Back to Course Writing

 

Today is the first day I've been back to work in more than two weeks. Usually I completely forget about using my days off, thinking I will need them for "emergency purposes" and thus, keeping them in reserve until the end of the year catches up to me. Ahhh, the vacation pattern of the workaholic... As I'm in my (retroactive) fifth year at my job, I have a total of four weeks of vacation coming to me this year. If I know what's good for me, I'll think about using it more often rather than letting it build up until the end of the year. Today's task is to write the lecture portion for my product course. This one is about XSL. I studied XSL years ago when I was considering writing a content manager based on it. While the content manager never really went anywhere, the XSL and XPath knowledge it gained me has been handy in my day-job. Now I need to figure out a way to translate it to a lecture. When I outlined the class, I had decided to break the XSL unit into two halves. The first half covered XSL concepts, and the second half dealt with using the GUI XSL Editor included with the product. Looking at it today, however, I wonder if I should break the unit into functional concepts -- elements, flow control, parameters, etc. -- and embed the editor knowledge into the slides.
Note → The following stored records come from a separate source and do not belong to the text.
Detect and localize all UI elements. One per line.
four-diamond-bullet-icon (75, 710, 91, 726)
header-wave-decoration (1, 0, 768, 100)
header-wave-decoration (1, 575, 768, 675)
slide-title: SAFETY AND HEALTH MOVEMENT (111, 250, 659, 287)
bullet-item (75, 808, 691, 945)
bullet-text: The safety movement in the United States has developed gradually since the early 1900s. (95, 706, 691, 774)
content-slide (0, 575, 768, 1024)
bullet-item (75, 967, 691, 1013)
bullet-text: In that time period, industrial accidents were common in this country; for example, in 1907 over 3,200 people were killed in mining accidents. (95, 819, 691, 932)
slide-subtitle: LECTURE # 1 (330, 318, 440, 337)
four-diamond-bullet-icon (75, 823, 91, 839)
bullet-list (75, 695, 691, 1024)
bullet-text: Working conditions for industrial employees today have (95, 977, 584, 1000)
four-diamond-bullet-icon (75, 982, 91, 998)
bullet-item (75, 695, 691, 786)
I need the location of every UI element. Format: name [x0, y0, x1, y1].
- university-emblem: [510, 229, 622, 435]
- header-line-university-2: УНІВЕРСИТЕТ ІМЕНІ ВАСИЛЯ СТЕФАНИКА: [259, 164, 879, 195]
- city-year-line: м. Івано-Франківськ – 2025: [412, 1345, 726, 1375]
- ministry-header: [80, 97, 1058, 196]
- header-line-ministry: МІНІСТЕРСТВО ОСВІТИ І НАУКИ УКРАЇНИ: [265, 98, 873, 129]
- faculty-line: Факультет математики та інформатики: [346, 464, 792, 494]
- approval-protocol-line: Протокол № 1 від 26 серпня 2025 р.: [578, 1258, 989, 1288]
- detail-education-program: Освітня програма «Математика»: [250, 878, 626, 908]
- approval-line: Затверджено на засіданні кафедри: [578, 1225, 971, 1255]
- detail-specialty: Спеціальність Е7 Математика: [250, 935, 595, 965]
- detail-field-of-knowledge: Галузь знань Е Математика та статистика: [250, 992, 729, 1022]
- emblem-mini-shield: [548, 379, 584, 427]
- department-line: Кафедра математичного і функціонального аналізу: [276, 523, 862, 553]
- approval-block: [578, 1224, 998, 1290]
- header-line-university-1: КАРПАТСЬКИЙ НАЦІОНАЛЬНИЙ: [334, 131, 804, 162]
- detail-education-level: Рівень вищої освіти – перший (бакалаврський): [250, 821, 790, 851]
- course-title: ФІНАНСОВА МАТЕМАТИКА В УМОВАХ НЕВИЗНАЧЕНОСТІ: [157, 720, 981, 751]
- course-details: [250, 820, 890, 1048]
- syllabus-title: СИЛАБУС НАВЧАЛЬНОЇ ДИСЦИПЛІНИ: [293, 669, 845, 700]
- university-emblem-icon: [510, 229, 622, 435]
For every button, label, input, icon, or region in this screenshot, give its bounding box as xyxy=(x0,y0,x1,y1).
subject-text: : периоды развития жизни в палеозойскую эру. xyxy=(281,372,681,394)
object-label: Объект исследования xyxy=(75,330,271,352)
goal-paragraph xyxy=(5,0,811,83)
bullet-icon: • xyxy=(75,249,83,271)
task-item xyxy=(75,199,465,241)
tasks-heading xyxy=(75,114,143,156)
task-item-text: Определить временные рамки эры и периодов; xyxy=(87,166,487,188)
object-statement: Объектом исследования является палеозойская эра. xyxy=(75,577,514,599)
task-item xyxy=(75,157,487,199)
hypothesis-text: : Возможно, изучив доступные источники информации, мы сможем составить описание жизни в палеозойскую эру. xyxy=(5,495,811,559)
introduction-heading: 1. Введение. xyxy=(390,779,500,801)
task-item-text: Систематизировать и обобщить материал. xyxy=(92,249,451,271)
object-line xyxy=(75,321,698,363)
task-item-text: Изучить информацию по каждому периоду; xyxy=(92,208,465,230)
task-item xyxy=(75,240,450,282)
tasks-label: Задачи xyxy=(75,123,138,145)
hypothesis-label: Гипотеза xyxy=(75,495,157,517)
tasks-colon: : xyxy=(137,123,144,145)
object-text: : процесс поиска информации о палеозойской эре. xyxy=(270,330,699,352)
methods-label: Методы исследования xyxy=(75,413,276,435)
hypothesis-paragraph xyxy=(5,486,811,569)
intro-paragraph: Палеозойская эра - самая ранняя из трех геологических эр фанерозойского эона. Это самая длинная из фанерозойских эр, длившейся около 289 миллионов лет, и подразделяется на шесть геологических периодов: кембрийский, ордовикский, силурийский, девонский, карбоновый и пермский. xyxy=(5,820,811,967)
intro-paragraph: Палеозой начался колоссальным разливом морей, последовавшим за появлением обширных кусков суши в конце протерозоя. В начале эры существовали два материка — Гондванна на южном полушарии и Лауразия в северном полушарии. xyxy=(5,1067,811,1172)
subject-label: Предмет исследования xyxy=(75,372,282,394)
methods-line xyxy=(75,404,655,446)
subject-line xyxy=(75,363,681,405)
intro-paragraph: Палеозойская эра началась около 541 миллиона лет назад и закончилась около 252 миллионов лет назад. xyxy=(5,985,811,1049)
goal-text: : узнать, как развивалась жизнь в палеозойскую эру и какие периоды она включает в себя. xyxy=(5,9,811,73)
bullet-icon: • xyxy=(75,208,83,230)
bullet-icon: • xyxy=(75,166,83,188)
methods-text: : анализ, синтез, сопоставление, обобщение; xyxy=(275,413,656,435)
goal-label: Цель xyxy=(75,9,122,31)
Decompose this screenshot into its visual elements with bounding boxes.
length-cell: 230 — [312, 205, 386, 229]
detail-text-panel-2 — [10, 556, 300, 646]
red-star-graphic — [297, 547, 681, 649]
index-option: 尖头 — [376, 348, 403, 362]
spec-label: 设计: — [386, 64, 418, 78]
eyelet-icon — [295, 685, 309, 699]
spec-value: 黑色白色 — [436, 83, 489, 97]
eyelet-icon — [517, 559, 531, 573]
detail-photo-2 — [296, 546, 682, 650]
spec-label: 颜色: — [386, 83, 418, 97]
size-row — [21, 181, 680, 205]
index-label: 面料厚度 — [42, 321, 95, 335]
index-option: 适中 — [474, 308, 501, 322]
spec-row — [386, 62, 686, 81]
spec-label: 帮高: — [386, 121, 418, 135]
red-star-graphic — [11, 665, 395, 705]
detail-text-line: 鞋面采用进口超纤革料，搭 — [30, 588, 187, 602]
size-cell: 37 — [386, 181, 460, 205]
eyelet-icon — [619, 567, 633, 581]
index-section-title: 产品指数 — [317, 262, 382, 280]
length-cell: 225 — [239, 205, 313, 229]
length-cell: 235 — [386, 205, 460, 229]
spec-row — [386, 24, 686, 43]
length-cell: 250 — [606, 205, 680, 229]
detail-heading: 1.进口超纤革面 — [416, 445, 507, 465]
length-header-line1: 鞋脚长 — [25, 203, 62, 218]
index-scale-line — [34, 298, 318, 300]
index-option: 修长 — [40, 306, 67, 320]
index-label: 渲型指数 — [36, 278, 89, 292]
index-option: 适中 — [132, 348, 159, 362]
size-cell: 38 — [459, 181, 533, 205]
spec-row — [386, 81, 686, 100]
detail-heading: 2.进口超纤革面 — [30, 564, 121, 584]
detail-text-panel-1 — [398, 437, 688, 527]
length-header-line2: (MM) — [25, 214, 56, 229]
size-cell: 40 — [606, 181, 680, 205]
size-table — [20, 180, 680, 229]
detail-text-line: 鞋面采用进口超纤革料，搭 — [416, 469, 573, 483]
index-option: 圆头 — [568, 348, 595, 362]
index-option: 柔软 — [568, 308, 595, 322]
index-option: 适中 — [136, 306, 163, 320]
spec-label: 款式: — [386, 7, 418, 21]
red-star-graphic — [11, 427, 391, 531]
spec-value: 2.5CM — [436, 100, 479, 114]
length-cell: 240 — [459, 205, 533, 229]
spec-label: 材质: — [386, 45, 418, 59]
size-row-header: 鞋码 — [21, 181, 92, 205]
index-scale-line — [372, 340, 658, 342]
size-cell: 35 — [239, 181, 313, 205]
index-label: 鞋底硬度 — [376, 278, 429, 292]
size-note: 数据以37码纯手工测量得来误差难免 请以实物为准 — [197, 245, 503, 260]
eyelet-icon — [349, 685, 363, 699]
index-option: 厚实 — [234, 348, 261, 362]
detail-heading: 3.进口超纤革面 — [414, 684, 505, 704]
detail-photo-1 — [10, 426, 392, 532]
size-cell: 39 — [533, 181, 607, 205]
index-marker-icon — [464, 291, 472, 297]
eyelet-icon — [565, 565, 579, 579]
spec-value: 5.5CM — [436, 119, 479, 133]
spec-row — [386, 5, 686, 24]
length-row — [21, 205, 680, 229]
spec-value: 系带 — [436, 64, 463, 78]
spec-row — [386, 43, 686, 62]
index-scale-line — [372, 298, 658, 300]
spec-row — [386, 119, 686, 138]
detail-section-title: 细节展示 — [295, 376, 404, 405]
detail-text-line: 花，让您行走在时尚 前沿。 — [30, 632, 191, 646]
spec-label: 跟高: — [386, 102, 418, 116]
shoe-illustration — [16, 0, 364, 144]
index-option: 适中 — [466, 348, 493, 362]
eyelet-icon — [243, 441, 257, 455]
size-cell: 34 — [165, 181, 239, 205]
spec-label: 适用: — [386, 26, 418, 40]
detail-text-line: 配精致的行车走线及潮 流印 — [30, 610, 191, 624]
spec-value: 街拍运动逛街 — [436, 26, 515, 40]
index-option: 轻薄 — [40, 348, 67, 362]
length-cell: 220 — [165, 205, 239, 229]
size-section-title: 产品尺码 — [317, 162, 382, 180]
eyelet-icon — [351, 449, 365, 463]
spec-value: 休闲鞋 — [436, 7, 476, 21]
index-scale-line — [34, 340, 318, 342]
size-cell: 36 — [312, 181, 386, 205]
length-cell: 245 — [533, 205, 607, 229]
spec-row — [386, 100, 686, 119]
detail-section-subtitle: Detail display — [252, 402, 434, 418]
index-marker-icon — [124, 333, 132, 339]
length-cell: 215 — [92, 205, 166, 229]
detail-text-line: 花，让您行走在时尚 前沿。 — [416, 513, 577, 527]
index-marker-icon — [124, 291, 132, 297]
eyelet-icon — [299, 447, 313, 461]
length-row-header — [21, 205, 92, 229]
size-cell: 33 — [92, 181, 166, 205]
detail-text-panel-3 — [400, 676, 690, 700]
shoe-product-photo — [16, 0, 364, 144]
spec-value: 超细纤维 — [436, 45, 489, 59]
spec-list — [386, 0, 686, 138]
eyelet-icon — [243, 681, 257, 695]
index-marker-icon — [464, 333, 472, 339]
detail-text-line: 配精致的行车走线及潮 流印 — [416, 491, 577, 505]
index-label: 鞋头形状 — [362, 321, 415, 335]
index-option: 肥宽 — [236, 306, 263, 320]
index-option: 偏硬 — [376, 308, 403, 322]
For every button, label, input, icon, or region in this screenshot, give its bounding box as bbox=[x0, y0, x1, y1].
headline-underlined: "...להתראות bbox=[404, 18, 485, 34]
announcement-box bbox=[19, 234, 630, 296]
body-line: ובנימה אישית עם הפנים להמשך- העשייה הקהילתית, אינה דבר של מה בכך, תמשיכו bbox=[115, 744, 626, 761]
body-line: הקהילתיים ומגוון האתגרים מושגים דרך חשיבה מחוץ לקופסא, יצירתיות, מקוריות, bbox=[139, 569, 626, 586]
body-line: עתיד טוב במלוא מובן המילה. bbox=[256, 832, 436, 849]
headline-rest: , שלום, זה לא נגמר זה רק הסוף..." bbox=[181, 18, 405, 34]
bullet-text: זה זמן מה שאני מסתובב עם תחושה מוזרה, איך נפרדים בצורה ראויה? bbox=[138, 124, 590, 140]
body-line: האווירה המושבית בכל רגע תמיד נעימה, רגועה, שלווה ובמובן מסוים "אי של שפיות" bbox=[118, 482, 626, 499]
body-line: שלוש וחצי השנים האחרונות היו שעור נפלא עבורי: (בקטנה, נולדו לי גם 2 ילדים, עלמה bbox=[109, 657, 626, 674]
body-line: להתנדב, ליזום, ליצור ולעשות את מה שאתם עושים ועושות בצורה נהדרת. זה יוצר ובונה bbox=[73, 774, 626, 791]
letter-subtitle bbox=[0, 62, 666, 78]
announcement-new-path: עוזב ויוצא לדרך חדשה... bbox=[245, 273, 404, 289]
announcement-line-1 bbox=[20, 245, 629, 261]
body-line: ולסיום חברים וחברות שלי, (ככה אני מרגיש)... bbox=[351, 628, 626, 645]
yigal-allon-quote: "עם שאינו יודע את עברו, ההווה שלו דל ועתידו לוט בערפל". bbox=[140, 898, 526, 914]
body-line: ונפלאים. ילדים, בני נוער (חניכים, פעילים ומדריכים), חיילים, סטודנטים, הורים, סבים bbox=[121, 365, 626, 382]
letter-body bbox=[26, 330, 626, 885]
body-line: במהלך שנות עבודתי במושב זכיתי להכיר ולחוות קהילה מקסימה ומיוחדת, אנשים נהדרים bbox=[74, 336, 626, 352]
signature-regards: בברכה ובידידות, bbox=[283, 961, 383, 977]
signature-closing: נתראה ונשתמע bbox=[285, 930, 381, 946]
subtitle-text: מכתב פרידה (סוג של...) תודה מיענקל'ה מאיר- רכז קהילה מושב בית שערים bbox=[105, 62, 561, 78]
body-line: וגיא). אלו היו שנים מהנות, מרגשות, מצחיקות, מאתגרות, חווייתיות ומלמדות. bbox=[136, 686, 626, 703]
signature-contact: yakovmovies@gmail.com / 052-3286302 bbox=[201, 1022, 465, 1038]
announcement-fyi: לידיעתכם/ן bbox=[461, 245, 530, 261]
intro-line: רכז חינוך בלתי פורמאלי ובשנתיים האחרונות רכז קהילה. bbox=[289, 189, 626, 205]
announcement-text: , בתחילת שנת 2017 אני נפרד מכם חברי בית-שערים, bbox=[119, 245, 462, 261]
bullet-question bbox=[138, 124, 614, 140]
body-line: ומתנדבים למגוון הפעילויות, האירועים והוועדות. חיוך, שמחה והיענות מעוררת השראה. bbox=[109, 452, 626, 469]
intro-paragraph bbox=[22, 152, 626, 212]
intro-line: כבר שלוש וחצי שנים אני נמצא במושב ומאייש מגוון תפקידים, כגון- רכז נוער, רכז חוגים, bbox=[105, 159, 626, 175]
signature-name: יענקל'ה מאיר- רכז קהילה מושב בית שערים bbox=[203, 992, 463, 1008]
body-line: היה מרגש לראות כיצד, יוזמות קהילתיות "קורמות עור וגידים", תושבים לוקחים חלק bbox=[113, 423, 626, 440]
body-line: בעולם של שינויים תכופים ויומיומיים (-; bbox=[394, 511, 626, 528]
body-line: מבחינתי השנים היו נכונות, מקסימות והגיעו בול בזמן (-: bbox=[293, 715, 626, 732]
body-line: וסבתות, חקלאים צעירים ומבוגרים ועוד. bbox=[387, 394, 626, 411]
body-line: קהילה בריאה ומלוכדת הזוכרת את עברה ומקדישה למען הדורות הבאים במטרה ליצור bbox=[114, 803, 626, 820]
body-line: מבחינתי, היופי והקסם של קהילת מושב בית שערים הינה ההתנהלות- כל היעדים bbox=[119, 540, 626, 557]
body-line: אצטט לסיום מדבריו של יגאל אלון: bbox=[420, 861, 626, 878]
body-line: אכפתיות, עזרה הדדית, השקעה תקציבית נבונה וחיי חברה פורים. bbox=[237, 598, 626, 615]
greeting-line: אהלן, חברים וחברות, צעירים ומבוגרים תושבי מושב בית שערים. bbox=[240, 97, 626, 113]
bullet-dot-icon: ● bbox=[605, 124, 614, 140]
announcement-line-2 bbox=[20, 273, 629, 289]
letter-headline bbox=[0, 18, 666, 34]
I may want to drive the point home in the end by including a step-by-step example, but I'm not quite to that point yet. That leaves the problem about how to make the slides look. This usually trips me up when I am writing a class for the first time. I not only want the slides to look good, but also to have an appropriate level of "information density". I was thinking of basing it partly on the visual style I used from a different product class years ago, but making that translate hasn't been altogether successful in my mind's-eye.